As the year went on and we adjusted to becoming new parents, we realized that the late nights at youth group just weren’t working for Caleb. He needed to be home and in bed far earlier than youth group gatherings permitted. What we didn’t anticipate was that Ari and Caleb’s exit from youth group also meant our neighbors’ exit as well. After a few failed attempts at creatively getting them to and from youth group our neighbors’ involvement trickled down to nothing. Their moms could not get off work in time to bring them and we were unable to sustain their involvement.

As this transpired, I experienced a growing angst each day as I drove to work. I began wondering what it meant for Ari, Caleb, and I to follow Jesus’ command to love our neighbors. I found myself asking, “Why am I leaving my neighborhood every day in order to go and minister in another neighborhood?” This “holy angst” ended up being a means of God’s grace as we discerned a call to help with the birth of Mountainside Communion.

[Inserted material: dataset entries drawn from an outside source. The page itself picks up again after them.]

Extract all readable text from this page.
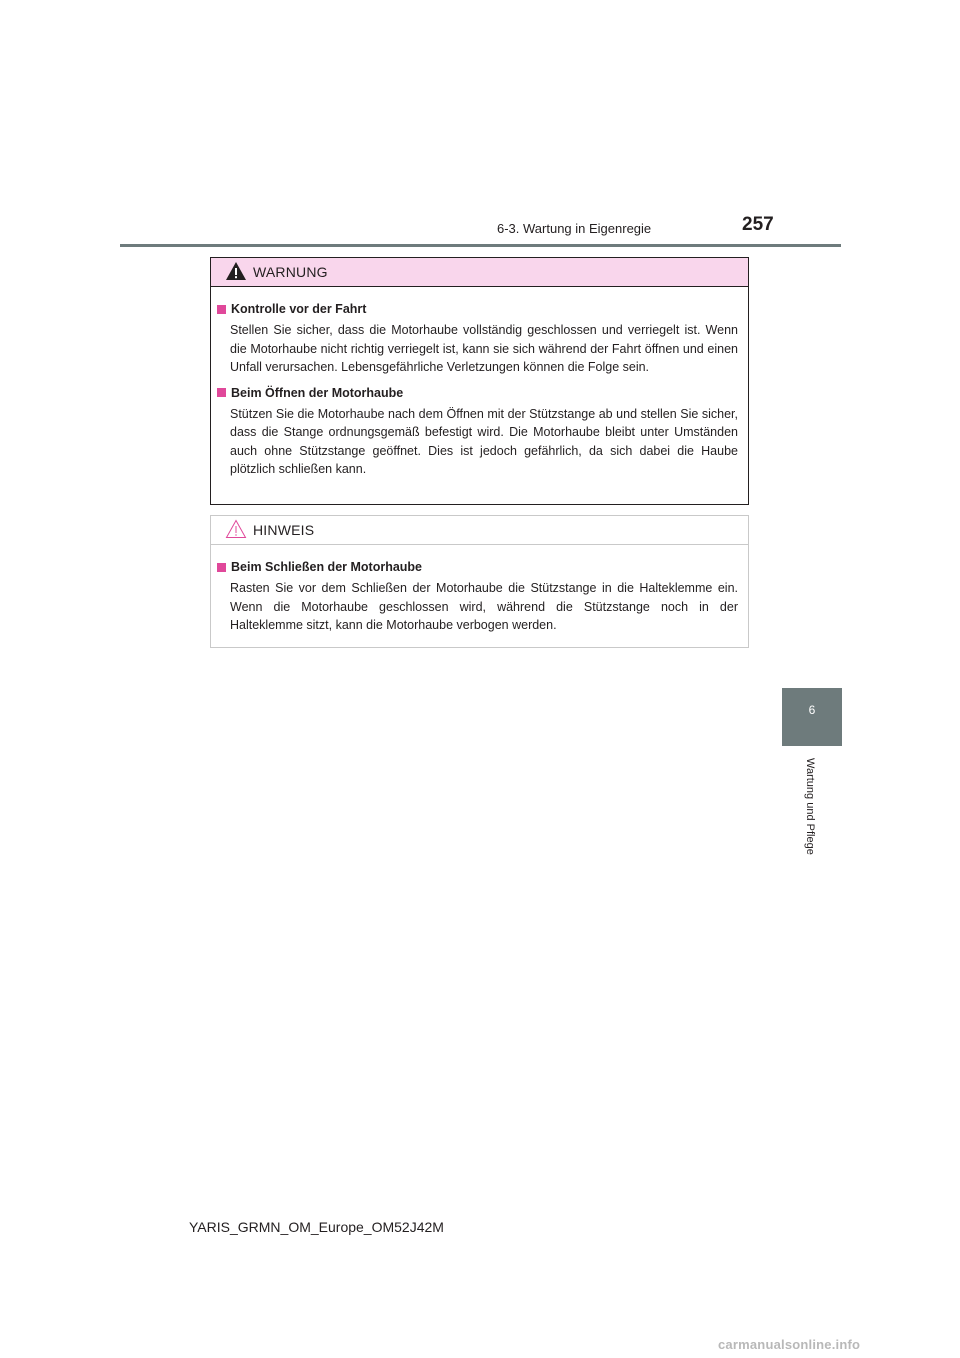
6-3. Wartung in Eigenregie	257
6
Wartung und Pflege
WARNUNG
Kontrolle vor der Fahrt
Stellen Sie sicher, dass die Motorhaube vollständig geschlossen und verriegelt ist. Wenn die Motorhaube nicht richtig verriegelt ist, kann sie sich während der Fahrt öffnen und einen Unfall verursachen. Lebensgefährliche Verletzungen können die Folge sein.
Beim Öffnen der Motorhaube
Stützen Sie die Motorhaube nach dem Öffnen mit der Stützstange ab und stellen Sie sicher, dass die Stange ordnungsgemäß befestigt wird. Die Motorhaube bleibt unter Umständen auch ohne Stützstange geöffnet. Dies ist jedoch gefährlich, da sich dabei die Haube plötzlich schließen kann.
HINWEIS
Beim Schließen der Motorhaube
Rasten Sie vor dem Schließen der Motorhaube die Stützstange in die Halteklemme ein. Wenn die Motorhaube geschlossen wird, während die Stützstange noch in der Halteklemme sitzt, kann die Motorhaube verbogen werden.
YARIS_GRMN_OM_Europe_OM52J42M
carmanualsonline.info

It was experiences and circumstances like this that initially got me thinking about starting a church. My wife and I loved the town and neighborhood that we lived in. We loved our neighbors and the friendships we were making. We wanted to be a part of the inbreaking of God’s reign in our community. We also were feeling the massive transition that is going on in the church at large, watching friend after friend leave churches because of a disconnect that they couldn’t put their finger on. Over the months and years, we began to sense that God might be calling us to something that we would have never guessed in years past, to start a church.

18 months after moving into the neighborhood I was at the local coffee shop preparing my teaching for youth group and became restless with what I was working on. I sensed deep within me that I needed to go in a different direction and teach on Micah 6:8 where the prophet Micah says to the people of Israel “[Yahweh] has told you, O mortal, what is good; and what does the Lord require of you but to do justice, and to love kindness, and to walk humbly with your God?” I got up to get a refill of coffee, planning to sit back down and prepare what I was going to teach.

As I approached the counter, a ‘walrus looking’ man that I had seen in the coffee shop many times, grunted at me saying, “I know your mom.” Unsure of how to respond, I began talking with him wanting to hear about the connection. He knew my mom through the church that his wife attended, which happened to be the one that I was working at. I asked him if he was a part of the church and he snarled back at me, “Church is the most wasted hour of anyone’s week!” I was interested. We began to talk about church and I listened to all of the criticisms that he shared, many of which I was sympathetic to. At the end of our conversation he looked at me and asked if I might be interested in hearing about what type of church he would go to. I was obviously intrigued and enthusiastically said, “Yes!” He looked at me and asked, “Have you ever heard of the passage Micah 6:8?” I was blown away. As I have reflected on this experience, the passage from Romans 8:19 seems appropriate, “For the creation awaits with eager longing for the revealing of the children of God.” I was feeling stronger than ever about starting a church in the city of Monrovia to participate with what God was doing. After a long process of discernment, full of hopeful support and a few roadblocks to overcome, a group of fourteen of us gathered as a church for the first time.